The astronomical calendars presented here were generated using a program called skycalendar written by John Thorstensen of Dartmouth College. The program, which can generate a calendar for any site, is available by anonymous FTP from iraf.noao.edu in the contrib directory -- see the skycal.readme file in that directory for more details.
The times of sunset, the end and beginning of astronomical twilight, and sunrise are given in MST. The rising and setting times take into account atmospheric refraction, the mean semidiameter of the Sun, and are corrected approximately for the elevation of Kitt Peak above the terrain which forms its horizon, assumed to be 900 m. The latter correction is approximate; it was determined empirically and amounts to about 5 minutes. If the moon rises or sets during the night, the rising or setting time is printed; around new moon, the tabulated rising occurs after the tabulated setting, even though the rising time is always printed first. The zenith distance used for moonrise and moonset is the same for sunrise and sunset. The last two columns give the topocentric celestial coordinates for midnight MST.

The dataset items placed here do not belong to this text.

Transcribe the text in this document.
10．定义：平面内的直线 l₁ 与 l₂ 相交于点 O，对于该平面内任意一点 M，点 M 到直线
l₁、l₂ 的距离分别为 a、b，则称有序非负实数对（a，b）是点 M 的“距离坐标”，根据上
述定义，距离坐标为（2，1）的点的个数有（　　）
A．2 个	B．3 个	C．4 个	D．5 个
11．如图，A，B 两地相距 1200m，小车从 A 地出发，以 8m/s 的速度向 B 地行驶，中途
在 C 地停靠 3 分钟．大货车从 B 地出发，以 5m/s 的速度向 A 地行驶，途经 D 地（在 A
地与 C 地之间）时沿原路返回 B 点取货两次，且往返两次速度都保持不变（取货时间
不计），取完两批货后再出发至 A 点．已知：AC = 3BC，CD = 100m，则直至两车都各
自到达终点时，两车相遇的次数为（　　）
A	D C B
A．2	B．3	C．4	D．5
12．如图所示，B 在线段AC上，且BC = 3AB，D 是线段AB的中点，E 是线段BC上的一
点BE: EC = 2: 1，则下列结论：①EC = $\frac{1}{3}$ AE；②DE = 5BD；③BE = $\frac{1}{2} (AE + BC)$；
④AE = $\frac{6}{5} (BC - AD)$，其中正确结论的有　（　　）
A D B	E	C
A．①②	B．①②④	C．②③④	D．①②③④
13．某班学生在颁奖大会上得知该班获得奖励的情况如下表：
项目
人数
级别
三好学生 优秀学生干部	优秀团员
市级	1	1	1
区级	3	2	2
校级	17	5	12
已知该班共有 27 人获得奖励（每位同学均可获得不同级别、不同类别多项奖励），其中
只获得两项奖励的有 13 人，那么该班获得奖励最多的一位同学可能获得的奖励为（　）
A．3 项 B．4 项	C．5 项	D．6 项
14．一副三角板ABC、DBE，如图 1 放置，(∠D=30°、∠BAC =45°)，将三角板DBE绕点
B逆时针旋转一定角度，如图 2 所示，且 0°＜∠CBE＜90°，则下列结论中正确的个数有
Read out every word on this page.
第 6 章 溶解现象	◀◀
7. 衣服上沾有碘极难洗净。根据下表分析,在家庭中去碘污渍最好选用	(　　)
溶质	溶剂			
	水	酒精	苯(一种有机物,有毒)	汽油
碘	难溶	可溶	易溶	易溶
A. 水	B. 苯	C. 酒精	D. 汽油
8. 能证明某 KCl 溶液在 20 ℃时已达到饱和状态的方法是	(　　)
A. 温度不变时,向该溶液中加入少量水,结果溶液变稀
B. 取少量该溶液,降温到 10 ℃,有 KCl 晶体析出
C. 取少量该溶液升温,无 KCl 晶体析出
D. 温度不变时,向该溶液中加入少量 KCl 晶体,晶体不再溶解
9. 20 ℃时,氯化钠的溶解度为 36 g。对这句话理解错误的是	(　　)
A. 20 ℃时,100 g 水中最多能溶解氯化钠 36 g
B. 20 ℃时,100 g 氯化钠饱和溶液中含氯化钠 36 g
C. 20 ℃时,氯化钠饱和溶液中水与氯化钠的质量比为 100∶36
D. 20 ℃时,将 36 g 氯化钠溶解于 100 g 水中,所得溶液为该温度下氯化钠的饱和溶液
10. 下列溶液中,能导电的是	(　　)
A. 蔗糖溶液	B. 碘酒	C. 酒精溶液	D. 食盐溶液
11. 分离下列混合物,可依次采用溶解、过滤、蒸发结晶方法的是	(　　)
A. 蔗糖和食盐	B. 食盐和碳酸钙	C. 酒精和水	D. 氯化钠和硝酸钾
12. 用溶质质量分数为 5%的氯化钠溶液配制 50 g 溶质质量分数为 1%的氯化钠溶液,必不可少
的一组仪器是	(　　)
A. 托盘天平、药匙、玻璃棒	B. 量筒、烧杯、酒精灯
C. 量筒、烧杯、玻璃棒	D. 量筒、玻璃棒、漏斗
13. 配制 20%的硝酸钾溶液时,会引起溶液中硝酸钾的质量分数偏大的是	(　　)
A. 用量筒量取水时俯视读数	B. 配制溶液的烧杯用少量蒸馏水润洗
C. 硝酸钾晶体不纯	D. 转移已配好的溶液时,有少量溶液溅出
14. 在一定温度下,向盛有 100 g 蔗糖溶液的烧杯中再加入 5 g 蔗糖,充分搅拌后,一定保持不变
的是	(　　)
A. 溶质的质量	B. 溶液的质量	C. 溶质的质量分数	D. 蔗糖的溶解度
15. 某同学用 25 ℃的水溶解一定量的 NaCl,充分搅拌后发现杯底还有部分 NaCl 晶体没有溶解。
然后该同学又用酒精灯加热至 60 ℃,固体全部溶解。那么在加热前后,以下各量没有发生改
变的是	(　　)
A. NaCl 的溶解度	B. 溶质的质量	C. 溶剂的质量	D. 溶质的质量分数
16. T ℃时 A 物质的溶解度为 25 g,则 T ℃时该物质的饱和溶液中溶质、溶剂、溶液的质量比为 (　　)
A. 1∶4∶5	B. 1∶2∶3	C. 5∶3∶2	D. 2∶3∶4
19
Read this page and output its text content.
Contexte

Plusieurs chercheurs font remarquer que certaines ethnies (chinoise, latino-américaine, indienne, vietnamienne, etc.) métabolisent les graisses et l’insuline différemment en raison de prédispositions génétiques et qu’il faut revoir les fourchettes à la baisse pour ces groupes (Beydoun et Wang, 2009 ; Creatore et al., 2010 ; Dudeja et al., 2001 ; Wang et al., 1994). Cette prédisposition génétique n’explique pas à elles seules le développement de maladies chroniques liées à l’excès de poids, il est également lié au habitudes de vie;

Since these tabular data have a wide page format they may be easier to view on a full-screen-wide viewer page.
Brian Casey maintains a Web page of Astronomy Tools that includes an interactive version of skycalendar and an associated program called skycalc, part of the same package from John Thorstensen. Skycalc allows one to compute many different bits of astronomical information.
NOAO-Tucson users will note that both skycalendar and skycalc are available on our main Sun servers. Simply type the program name to run it. Please refer to the Skycalc User's Manual.